Cultural Cocktail Hour
In the news: “Fake” Van Gogh determined to be real
In an unusual twist, the very same museum that declared a Van Gogh painting to be fake in 1991 now declares it to be an authenticated work by the Dutch master.
The 1888 landscape painting “Sunset at Montmajour,” has now been hailed by the Van Gogh Museum in Amsterdam as a “high point” of Van Gogh’s “artistic achievement.”
“A discovery of this magnitude has never before occurred in the history of the Van Gogh Museum,” declared Axel Ruger, the museum’s director,
The painting has been stashed in an attic for four decades, as two of its previous collectors were told that it was a fake.
Questions abound.
1. If it were not for the tenacity of the collector who absolutely insisted on taking it back to the Van Gogh museum (that had declared it a fake) for a second time, this painting may have lived in an attic in perpetuity.
What went wrong during the authentication process in 1991?
2. The painting originally came from the collection of Van Gogh’s brother, Theo Van Gogh.
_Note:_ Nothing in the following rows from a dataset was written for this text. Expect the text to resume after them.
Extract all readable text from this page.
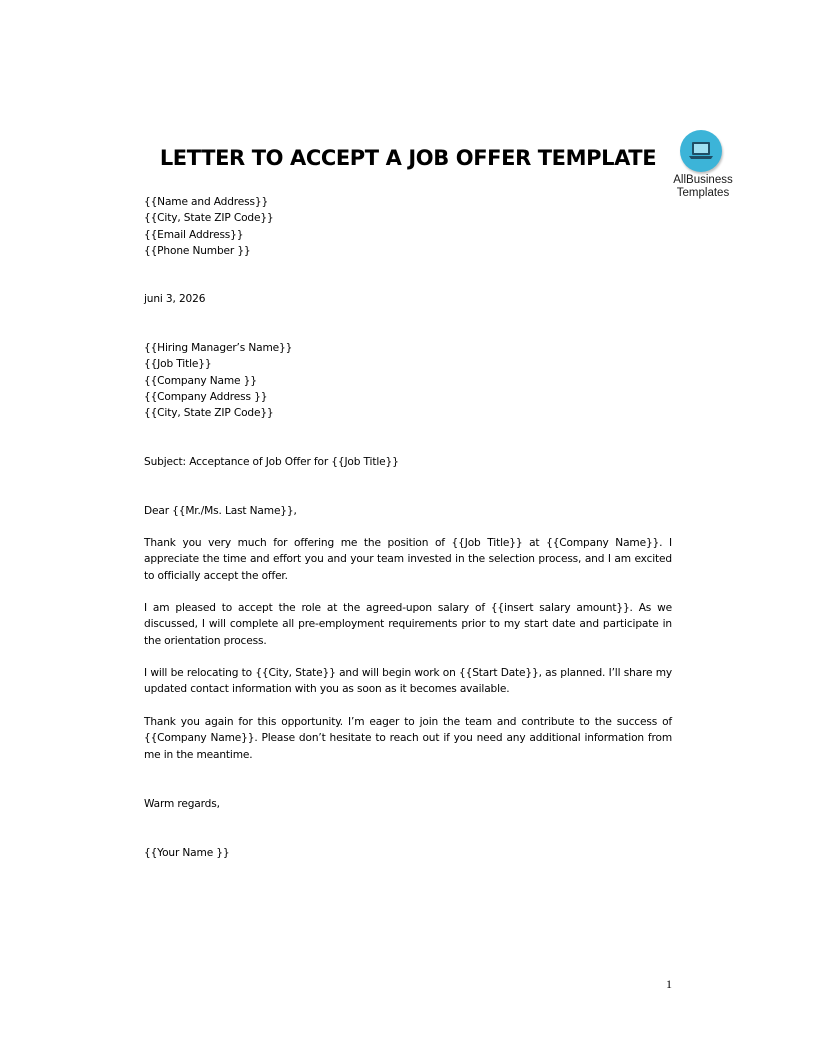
LETTER TO ACCEPT A JOB OFFER TEMPLATE
AllBusiness
Templates
{{Name and Address}}
{{City, State ZIP Code}}
{{Email Address}}
{{Phone Number }}
juni 3, 2026
{{Hiring Manager’s Name}}
{{Job Title}}
{{Company Name }}
{{Company Address }}
{{City, State ZIP Code}}
Subject: Acceptance of Job Offer for {{Job Title}}
Dear {{Mr./Ms. Last Name}},

Thank you very much for offering me the position of {{Job Title}} at {{Company Name}}. I appreciate the time and effort you and your team invested in the selection process, and I am excited to officially accept the offer.

I am pleased to accept the role at the agreed-upon salary of {{insert salary amount}}. As we discussed, I will complete all pre-employment requirements prior to my start date and participate in the orientation process.

I will be relocating to {{City, State}} and will begin work on {{Start Date}}, as planned. I’ll share my updated contact information with you as soon as it becomes available.

Thank you again for this opportunity. I’m eager to join the team and contribute to the success of {{Company Name}}. Please don’t hesitate to reach out if you need any additional information from me in the meantime.

Warm regards,
{{Your Name }}
1
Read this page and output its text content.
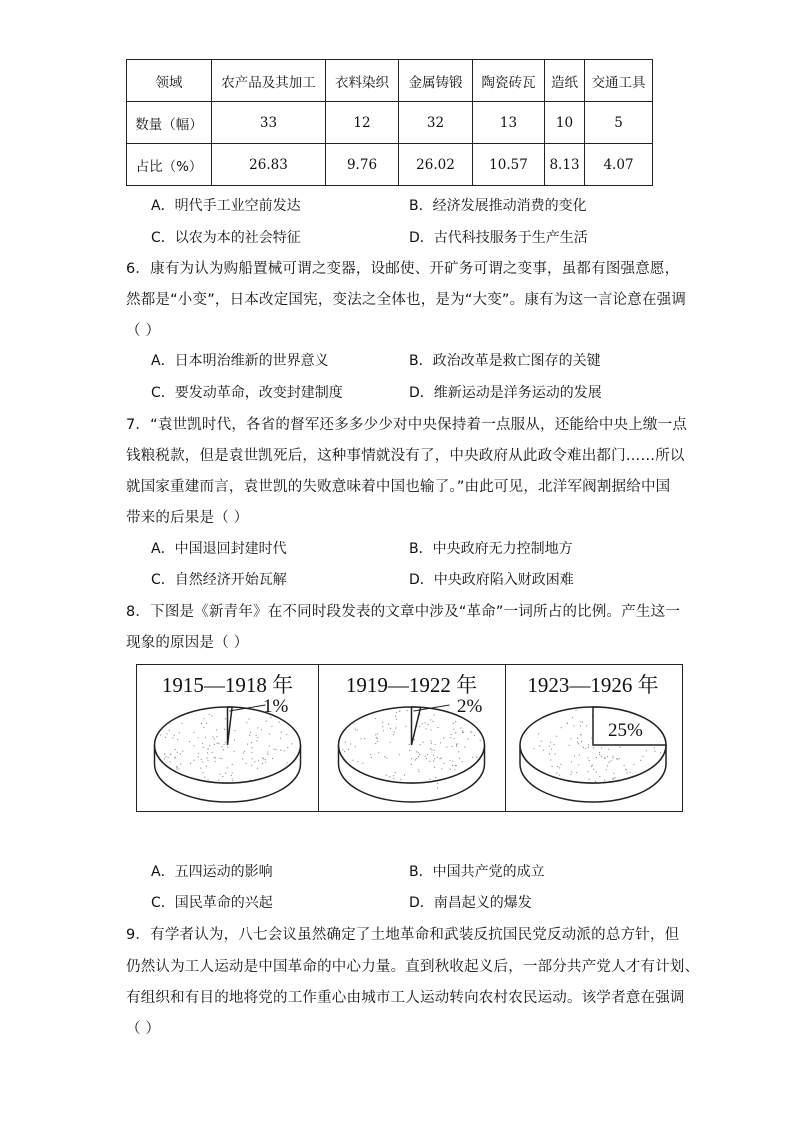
领域	农产品及其加工	衣料染织	金属铸锻	陶瓷砖瓦	造纸	交通工具
数量（幅）	33	12	32	13	10	5
占比（%）	26.83	9.76	26.02	10.57	8.13	4.07
A．明代手工业空前发达	B．经济发展推动消费的变化
C．以农为本的社会特征	D．古代科技服务于生产生活
6．康有为认为购船置械可谓之变器，设邮使、开矿务可谓之变事，虽都有图强意愿，
然都是“小变”，日本改定国宪，变法之全体也，是为“大变”。康有为这一言论意在强调
（ ）
A．日本明治维新的世界意义	B．政治改革是救亡图存的关键
C．要发动革命，改变封建制度	D．维新运动是洋务运动的发展
7．“袁世凯时代，各省的督军还多多少少对中央保持着一点服从，还能给中央上缴一点
钱粮税款，但是袁世凯死后，这种事情就没有了，中央政府从此政令难出都门……所以
就国家重建而言，袁世凯的失败意味着中国也输了。”由此可见，北洋军阀割据给中国
带来的后果是（ ）
A．中国退回封建时代	B．中央政府无力控制地方
C．自然经济开始瓦解	D．中央政府陷入财政困难
8．下图是《新青年》在不同时段发表的文章中涉及“革命”一词所占的比例。产生这一
现象的原因是（ ）
1915—1918 年
1%
1919—1922 年
2%
1923—1926 年
25%
A．五四运动的影响	B．中国共产党的成立
C．国民革命的兴起	D．南昌起义的爆发
9．有学者认为，八七会议虽然确定了土地革命和武装反抗国民党反动派的总方针，但
仍然认为工人运动是中国革命的中心力量。直到秋收起义后，一部分共产党人才有计划、
有组织和有目的地将党的工作重心由城市工人运动转向农村农民运动。该学者意在强调
（ ）
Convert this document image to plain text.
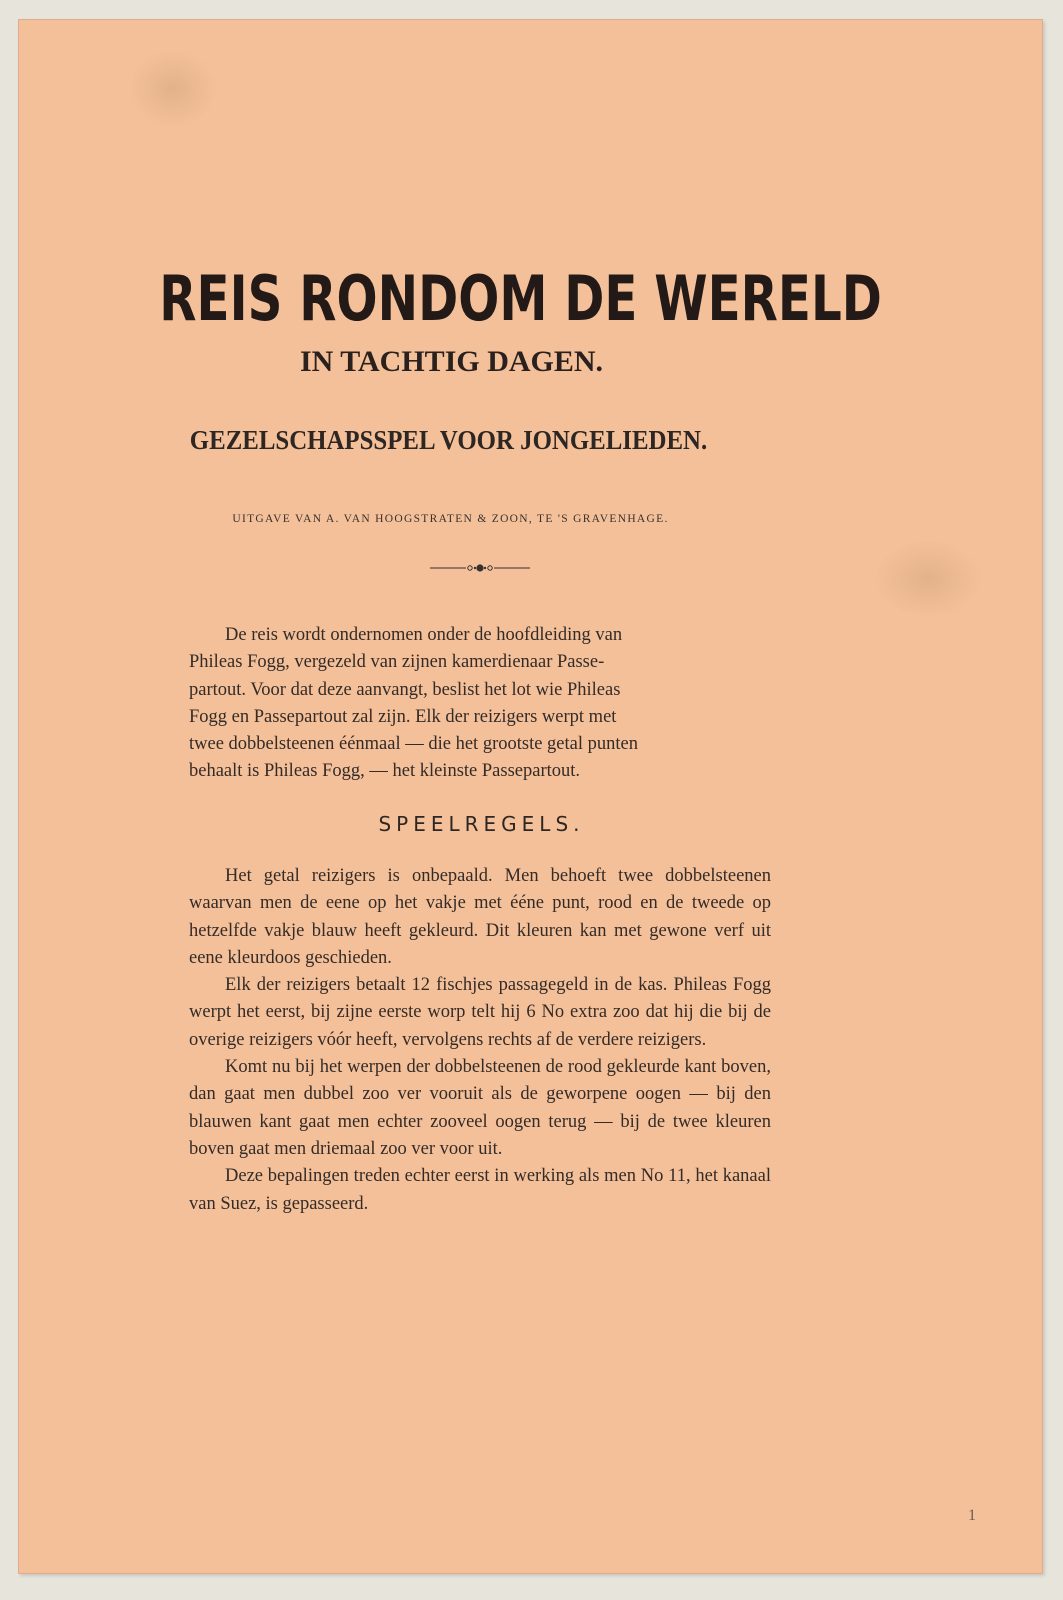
REIS RONDOM DE WERELD
IN TACHTIG DAGEN.
GEZELSCHAPSSPEL VOOR JONGELIEDEN.

UITGAVE VAN A. VAN HOOGSTRATEN & ZOON, TE 'S GRAVENHAGE.

De reis wordt ondernomen onder de hoofdleiding van
Phileas Fogg, vergezeld van zijnen kamerdienaar Passe-
partout. Voor dat deze aanvangt, beslist het lot wie Phileas
Fogg en Passepartout zal zijn. Elk der reizigers werpt met
twee dobbelsteenen éénmaal — die het grootste getal punten
behaalt is Phileas Fogg, — het kleinste Passepartout.
SPEELREGELS.

Het getal reizigers is onbepaald. Men behoeft twee dobbelsteenen waarvan men de eene op het vakje met éénе punt, rood en de tweede op hetzelfde vakje blauw heeft gekleurd. Dit kleuren kan met gewone verf uit eene kleurdoos geschieden.

Elk der reizigers betaalt 12 fischjes passagegeld in de kas. Phileas Fogg werpt het eerst, bij zijne eerste worp telt hij 6 No extra zoo dat hij die bij de overige reizigers vóór heeft, vervolgens rechts af de verdere reizigers.

Komt nu bij het werpen der dobbelsteenen de rood gekleurde kant boven, dan gaat men dubbel zoo ver vooruit als de geworpene oogen — bij den blauwen kant gaat men echter zooveel oogen terug — bij de twee kleuren boven gaat men driemaal zoo ver voor uit.

Deze bepalingen treden echter eerst in werking als men No 11, het kanaal van Suez, is gepasseerd.

1
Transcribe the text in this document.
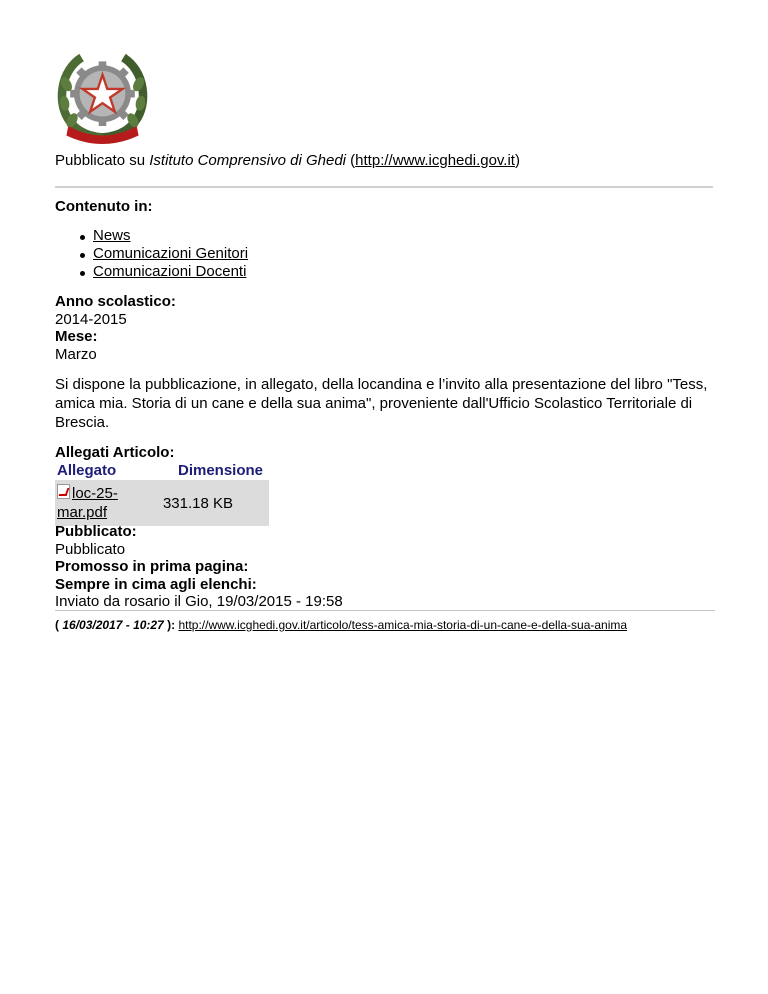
Pubblicato su Istituto Comprensivo di Ghedi (http://www.icghedi.gov.it)
Contenuto in:
News
Comunicazioni Genitori
Comunicazioni Docenti
Anno scolastico:
2014-2015
Mese:
Marzo
Si dispone la pubblicazione, in allegato, della locandina e l’invito alla presentazione del libro "Tess, amica mia. Storia di un cane e della sua anima", proveniente dall'Ufficio Scolastico Territoriale di Brescia.
Allegati Articolo:
Allegato	Dimensione
loc-25-mar.pdf	331.18 KB
Pubblicato:
Pubblicato
Promosso in prima pagina:
Sempre in cima agli elenchi:
Inviato da rosario il Gio, 19/03/2015 - 19:58
( 16/03/2017 - 10:27 ): http://www.icghedi.gov.it/articolo/tess-amica-mia-storia-di-un-cane-e-della-sua-anima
What better provenance than that of the painter’s closest relative (and artistic patron)?
3. After being discarded to the attic again in 1991, did the painting’s quality decline in those two decades?
Art sleuths, this case is far from over.
I think that heads (or ears) may roll at the Van Gogh Museum after this mess is sorted.
At least the painting can now see the light of day!